One day Pharaoh gave Chef pâtisser a puzzle for making a toast without gluten and milk......
so, maybe the steamed rice could do the glutinous job.
steamed warm rice 112g.
use 2 kinds of rice flour, one is glutinous, the other is normal rice flour.
Google the recipe of rice toast, bread of rice.
But, most of the rice toast will have over 50% wheat flour.
Just couldn't find the recipe of 100% rice toast.
each one rice flour is 180g, just 1st try of the amount.
heating soya into warm condition.
Using the blender for making the warm dough (the glutinous stuff) with warm soya 130cc.
1 egg
soya and the egg stirred, 150cc(have to add more 50cc, rice flour is dryer than wheat flour.)

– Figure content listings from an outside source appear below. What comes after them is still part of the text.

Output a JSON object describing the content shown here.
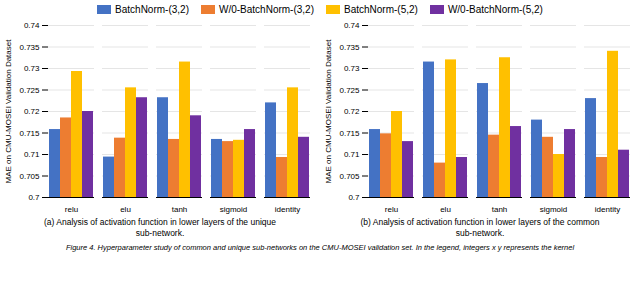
{
  "chart_data": [
    {
      "type": "bar",
      "subtitle": [
        "(a) Analysis of activation function in lower layers of the unique",
        "sub-network."
      ],
      "categories": [
        "relu",
        "elu",
        "tanh",
        "sigmoid",
        "identity"
      ],
      "series": [
        {
          "name": "BatchNorm-(3,2)",
          "color": "#4472C4",
          "values": [
            0.7158,
            0.7094,
            0.7232,
            0.7135,
            0.722
          ]
        },
        {
          "name": "W/0-BatchNorm-(3,2)",
          "color": "#ED7D31",
          "values": [
            0.7185,
            0.7138,
            0.7135,
            0.713,
            0.7093
          ]
        },
        {
          "name": "BatchNorm-(5,2)",
          "color": "#FFC000",
          "values": [
            0.7293,
            0.7255,
            0.7315,
            0.7133,
            0.7255
          ]
        },
        {
          "name": "W/0-BatchNorm-(5,2)",
          "color": "#7030A0",
          "values": [
            0.72,
            0.7232,
            0.719,
            0.7158,
            0.714
          ]
        }
      ],
      "ylim": [
        0.7,
        0.74
      ],
      "yticks": [
        0.7,
        0.705,
        0.71,
        0.715,
        0.72,
        0.725,
        0.73,
        0.735,
        0.74
      ],
      "ylabel": "MAE on CMU-MOSEI Validation Dataset",
      "grid": true,
      "legend": "top"
    },
    {
      "type": "bar",
      "subtitle": [
        "(b) Analysis of activation function in lower layers of the common",
        "sub-network."
      ],
      "categories": [
        "relu",
        "elu",
        "tanh",
        "sigmoid",
        "identity"
      ],
      "series": [
        {
          "name": "BatchNorm-(3,2)",
          "color": "#4472C4",
          "values": [
            0.7158,
            0.7315,
            0.7265,
            0.718,
            0.723
          ]
        },
        {
          "name": "W/0-BatchNorm-(3,2)",
          "color": "#ED7D31",
          "values": [
            0.7148,
            0.708,
            0.7145,
            0.714,
            0.7093
          ]
        },
        {
          "name": "BatchNorm-(5,2)",
          "color": "#FFC000",
          "values": [
            0.72,
            0.732,
            0.7325,
            0.71,
            0.734
          ]
        },
        {
          "name": "W/0-BatchNorm-(5,2)",
          "color": "#7030A0",
          "values": [
            0.713,
            0.7093,
            0.7165,
            0.7158,
            0.711
          ]
        }
      ],
      "ylim": [
        0.7,
        0.74
      ],
      "yticks": [
        0.7,
        0.705,
        0.71,
        0.715,
        0.72,
        0.725,
        0.73,
        0.735,
        0.74
      ],
      "ylabel": "MAE on CMU-MOSEI Validation Dataset",
      "grid": true,
      "legend": "top"
    }
  ],
  "caption": "Figure 4. Hyperparameter study of common and unique sub-networks on the CMU-MOSEI validation set. In the legend, integers x y represents the kernel"
}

The steamed rice and warm soya mixture.
unsalted butter is 45g
Mix all the ingredients together.
Yeast is 9g
Today we use Kuang chuan soya.
The dough seems too dry.
only add some black sesame this time.
The first ring is not very significant.
After baking, today's rice toast is a failed one....

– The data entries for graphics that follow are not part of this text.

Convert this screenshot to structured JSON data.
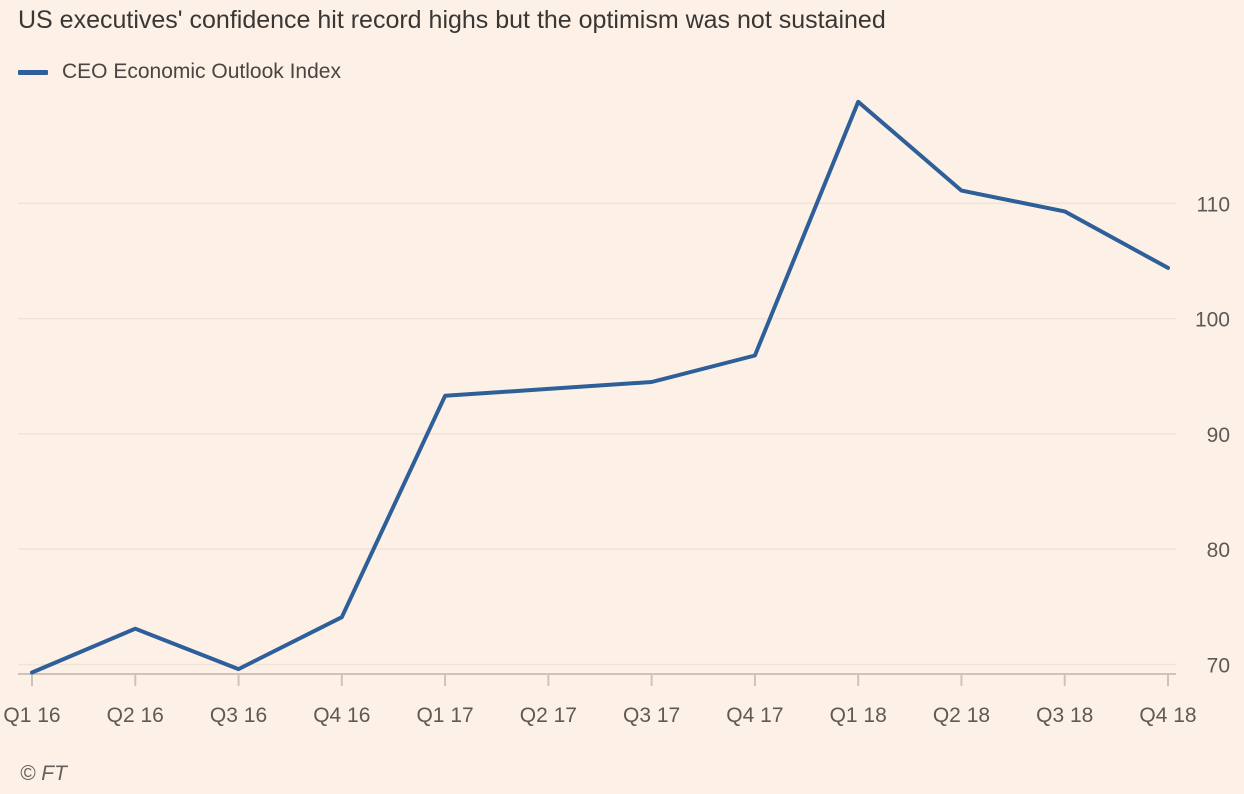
{
  "header": {
    "title": "US executives' confidence hit record highs but the optimism was not sustained"
  },
  "legend": {
    "series_label": "CEO Economic Outlook Index"
  },
  "footer": {
    "source": "© FT"
  },
  "colors": {
    "background": "#fdf1e7",
    "line": "#2e5f99",
    "grid": "#f1e2d6",
    "axis": "#cfc2b7",
    "tick_text": "#5f5955"
  },
  "chart_data": {
    "type": "line",
    "title": "US executives' confidence hit record highs but the optimism was not sustained",
    "xlabel": "",
    "ylabel": "",
    "categories": [
      "Q1 16",
      "Q2 16",
      "Q3 16",
      "Q4 16",
      "Q1 17",
      "Q2 17",
      "Q3 17",
      "Q4 17",
      "Q1 18",
      "Q2 18",
      "Q3 18",
      "Q4 18"
    ],
    "series": [
      {
        "name": "CEO Economic Outlook Index",
        "values": [
          69.3,
          73.1,
          69.6,
          74.1,
          93.3,
          93.9,
          94.5,
          96.8,
          118.8,
          111.1,
          109.3,
          104.4
        ]
      }
    ],
    "ylim": [
      69,
      120
    ],
    "yticks": [
      70,
      80,
      90,
      100,
      110
    ],
    "y_axis_side": "right",
    "grid": true,
    "legend_position": "top-left"
  }
}
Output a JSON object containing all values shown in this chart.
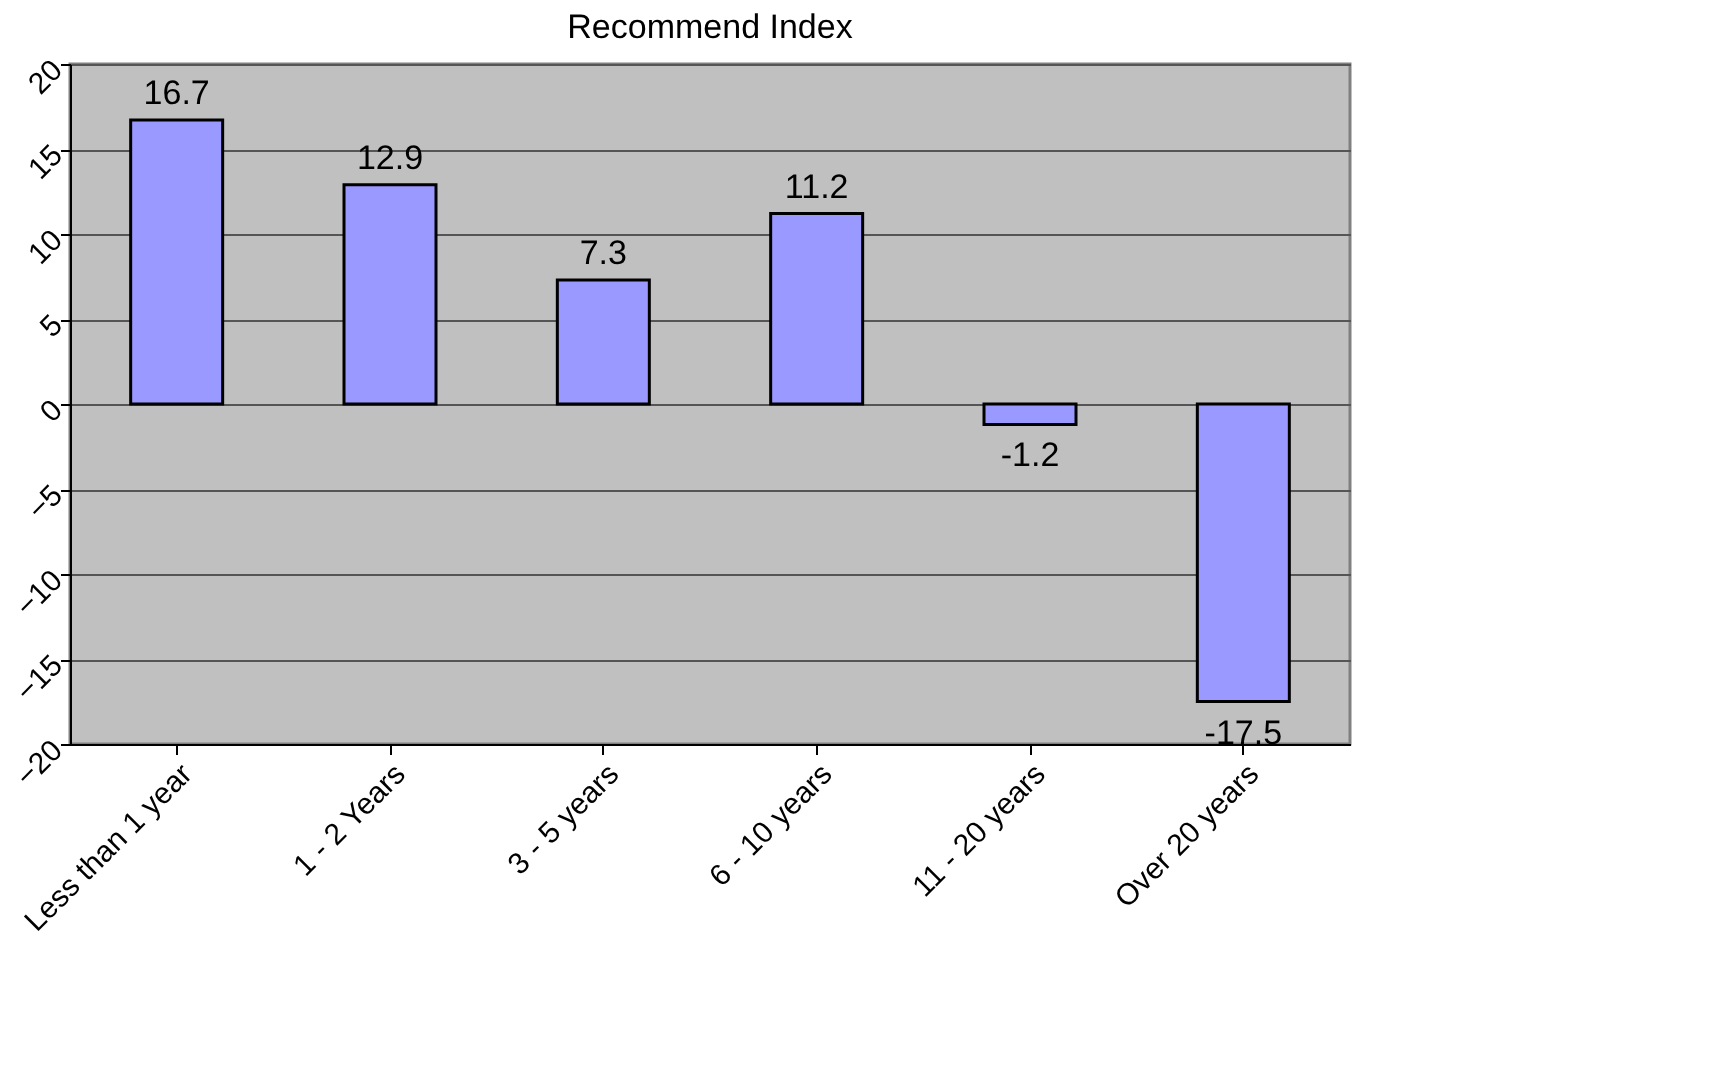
{
  "chart_data": {
    "type": "bar",
    "title": "Recommend Index",
    "categories": [
      "Less than 1 year",
      "1 - 2 Years",
      "3 - 5 years",
      "6 - 10 years",
      "11 - 20 years",
      "Over 20 years"
    ],
    "values": [
      16.7,
      12.9,
      7.3,
      11.2,
      -1.2,
      -17.5
    ],
    "color": "#9999ff",
    "ylim": [
      -20,
      20
    ],
    "yticks": [
      -20,
      -15,
      -10,
      -5,
      0,
      5,
      10,
      15,
      20
    ],
    "grid": "y",
    "data_labels": true
  }
}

Have to figure it out and make some amendments of it.
As the rule of Patisser, chef have to eat all the becomings...just for the discipline issue...
And, the Patisser chef use steam to carry out the rest job and make things well done.
Taste better, much more like the "brown cake" and firmer!
Next try will add more liquid and egg, and the yeast... and more research.